Gabby Catalano ’18 / Emertainment Monthly Staff Writer
“It’s an overtone, it’s an energy, it’s a wavelength, and if you’re not riding it, then good Lordy, you’ll never hear it,” said Robin Williams in the heartwarming musical August Rush.
Glen Berger, original Spider Man Turn Off the Dark book writer, will be collaborating with Grammy Award-winning composer Mark Mancina in the stage musical adaption of the film, recreating many remembered aspects: the glittering ambiance, the colorful scenery, the brought-to-life soundtrack, and the enchanting story of a young boy’s musical journey to find his parents.
Though questions are being raised by fans: what developments are being taken in the adaption and is the production appropriate in proximity to Williams’ death?

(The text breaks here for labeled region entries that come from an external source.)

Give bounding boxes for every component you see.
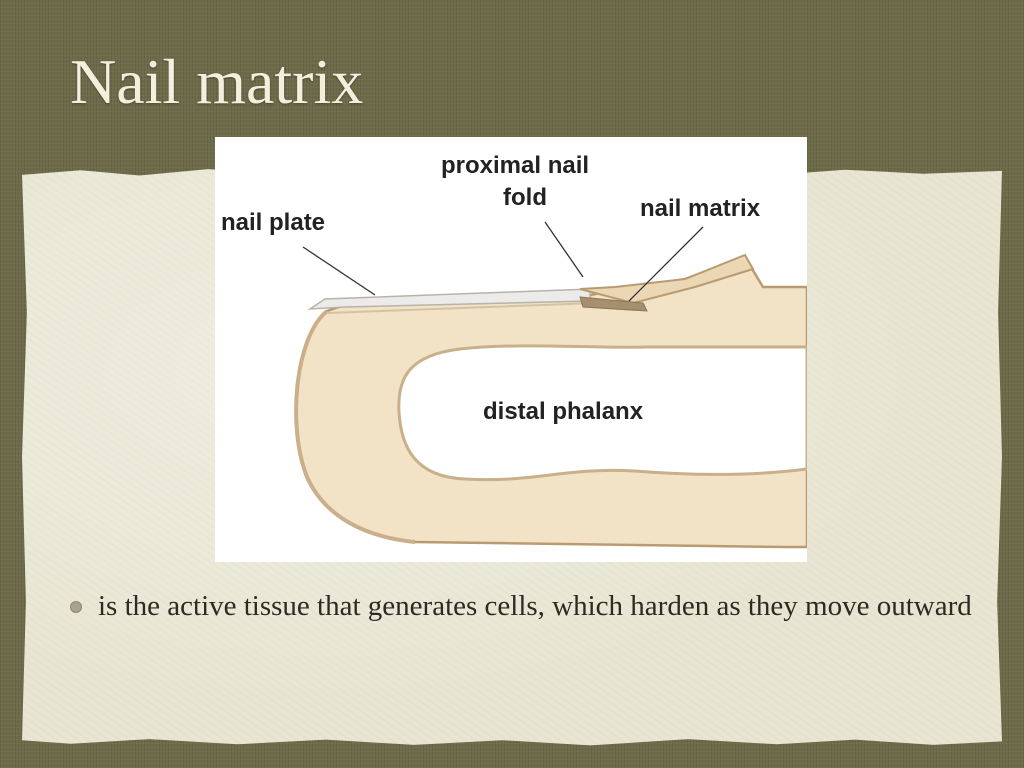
- label-proximal-nail-fold-line1: proximal nail: [441, 152, 589, 179]
- label-proximal-nail-fold-line2: fold: [503, 184, 547, 211]
- nail-anatomy-svg: nail plate proximal nail fold nail matri…: [215, 137, 807, 562]
- bullet-text: is the active tissue that generates cell…: [98, 584, 978, 628]
- leader-proximal-fold: [545, 222, 583, 277]
- leader-nail-plate: [303, 247, 375, 295]
- label-distal-phalanx: distal phalanx: [483, 398, 644, 425]
- label-nail-plate: nail plate: [221, 209, 325, 236]
- bullet-marker: [70, 601, 82, 613]
- nail-anatomy-diagram: nail plate proximal nail fold nail matri…: [215, 137, 807, 562]
- slide-title: Nail matrix: [70, 44, 363, 121]
- label-nail-matrix: nail matrix: [640, 195, 761, 222]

To debrief on August Rush, the film captures the adventures of a young boy (Freddie Highmore) living in the midst of music, and his gifted ability to turn elements of nature into symphonies, i.e.: the rustling of the wind, the thunder from a storm. His search for his parents leads him on a trip to New York City, along the way meeting the Wizard (Robin Williams) who introduces him to the soul-stirring power of sound and draws him nearer to the purpose of life and music.
Taking music from the screen and placing it on the stage was seen in musicals like The Sound of Music and The Lion King. With the help of Warner Brothers alongside CJ Entertainment producer Richard B. Lewis, reliving and recreating the soundtrack shouldn’t be a problem. Although information on the stage actors are undisclosed, they’ll most likely resemble the film’s actors — having voices of vulnerability, captivating the audience through rich instrumentation and climaxing beats, and leaving everyone in awe.
Songs like “August Rhapsody,” “Something Inside,” and “This Time,” which are orchestrally rich and feature heavy violin and guitar work, could only sound even more compelling and powerful live on stage. The warm tunes and instrumentals will shake the theater, in the best way possible, and the song lyrics will correspond to the energy on stage. The sounds will “melt the mind,” “produce a symphony,” and “leave everything behind.”
Resembling styles from Eternal Sunshine On the Spotless Mind and Across the Universe, the film’s movie director Kirsten Sheridan and her underlying talents will likely be carried onto the stage. Her glittery effects and choice of narrating the story through a 12-year-old’s perspective will give the production more of a lively, personal touch. As for the film’s cinematography, the multicolored backdrops and splashy footage from John Mathieson may be difficult to carry onto stage. Movies, at times, can offer a clearer view of scenes compared to theater shows. I suppose we’ll have to wait and see until a preview of the production is released to distinguish the adaption.
Is the development of the play too soon, considering Williams’ passing two months ago? Because August Rush cherished his performance as the Wizard, the play will definitely do so too. In fact, the stage adaption could potentially act as a memorial or a global recognition of Williams’ light-hearted character and witty talent.
August Rush is an experiential story; it’s meant to be felt and experienced through performance and interaction. Thus the stage adaption route should be perfect. However adaptations can be difficult to accomplish with cost and time as drawbacks. Already it’s been a year into the development, and still, no exact showing date is available. The latest information given on the production is from an article on PlayBill.com, published in 2013, which barely touches upon the plans.
Anticipation is building. Fans are wondering. How well with this play develop and will it live up to the film’s success?